A decadência dos EUA e a ascensão da China são os fenômenos econômicos e geopolíticos mais relevantes do nosso tempo. Eles dão o tom dos conflitos internacionais e explicam a estratégia agressiva dos EUA para preservar e se possível ampliar a sua hegemonia.
Entre os meios usados pelo império para manter o domínio global destacam-se a chamada guerra híbrida e as revoluções coloridas, que transformaram a realidade do Oriente Médio e levaram a mudanças de regime no leste europeu favoráveis a Washington e contrários aos interesses da Rússia. Esta, sob o governo Putin, transformou-se na mais forte e poderosa aliada da China na batalha por uma nova ordem internacional esboçada em iniciativas como a formação do Brics, a criação do Banco Asiático de Investimentos e Infraestrutura e de uma nova “Rota da Seda”.
Os países da América Latina e Caribe também são palcos deste duelo, com os EUA em aliança com as forças conservadoras locais, principalmente as de extrema-direita, trabalhando para destruir as experiências de governos progressistas que, eleitos pelo povo, que derrotaram a Alca (em 20015) e deflagraram um processo de transição geopolítico na região hostil a Washington, que estimulou golpes de Estado em Honduras (2009), no Paraguai (2012) e Brasil (2016) para reverter o cenário político.
Objetivos na Venezuela
Neste momento, a Casa Branca não poupa esforços e conspira abertamente para derrubar o regime bolivariano liderado por Nicolás Maduro, que significativamente é apoiado por Moscou e Pequim.

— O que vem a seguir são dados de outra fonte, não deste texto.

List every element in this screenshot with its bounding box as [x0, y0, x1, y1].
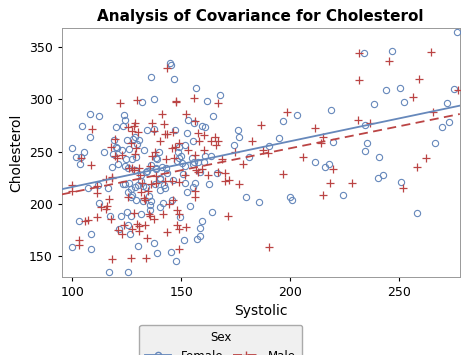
Title: Analysis of Covariance for Cholesterol: Analysis of Covariance for Cholesterol: [98, 10, 424, 24]
Y-axis label: Cholesterol: Cholesterol: [9, 114, 23, 192]
X-axis label: Systolic: Systolic: [234, 305, 287, 318]
Legend: Female, Male: Female, Male: [139, 325, 302, 355]
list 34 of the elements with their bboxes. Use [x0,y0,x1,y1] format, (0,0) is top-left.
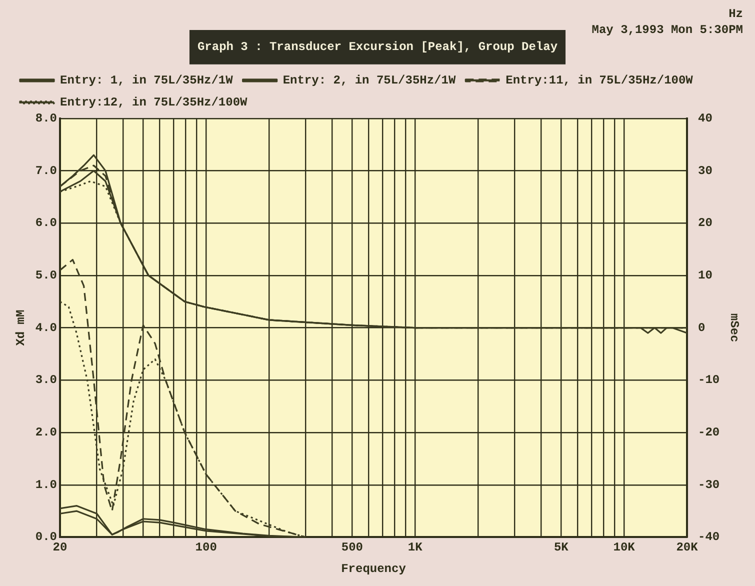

São dois os principais objetivos dos EUA na Venezuela: apoderar-se das maiores reservas de petróleo do mundo e conter a expansão da China na região que os imperialistas norte-americanos consideram como seu “quintal’. O resto é retórica sem substância real.
A China é a nação mais rica e mais próspera do globo hoje. O histórico das estatísticas econômicas revela a superioridade do seu socialismo de mercado sobre o capitalismo neoliberal do Ocidente. O governo estadunidense, presidido pelo bilionário Donald Trump, iniciou uma temporada de guerra comercial contra o gigante asiático com o objetivo de interromper e reverter a sua ascensão. Até agora não teve êxito, mas estende sua estratégia agressiva não só para o campo comercial. Suas apostas provavelmente contemplam também a chamada guerra híbrida e lembram os eventos de 1989 na Praça da Paz Celestial, nos quais ficaram impressas as impressões digitais subversivas do poderoso império.
Abaixo reproduzimos reportagem publicada recentemente no jornal “Valo Econômico”, assinada por Katsuji Nakazawa e intitulada “Exigências dos EUA abalam as bases do poder na China”, sobre o alarme que autoridades chinesas fizeram soar sobre a necessidade de prevenir contra a tentativa de fazer vingar no país uma “revolução colorida”. As frases entre parênteses foram observações críticas acrescentadas pela Redação do Portal CTB.
Aniversário da revolução
A polícia da China terá de impedir uma “revolução colorida” neste ano, o 70º aniversário da fundação da República Popular da China. A afirmação foi feita recentemente por uma importante autoridade da ordem pública, surpreendendo analistas da China no exterior.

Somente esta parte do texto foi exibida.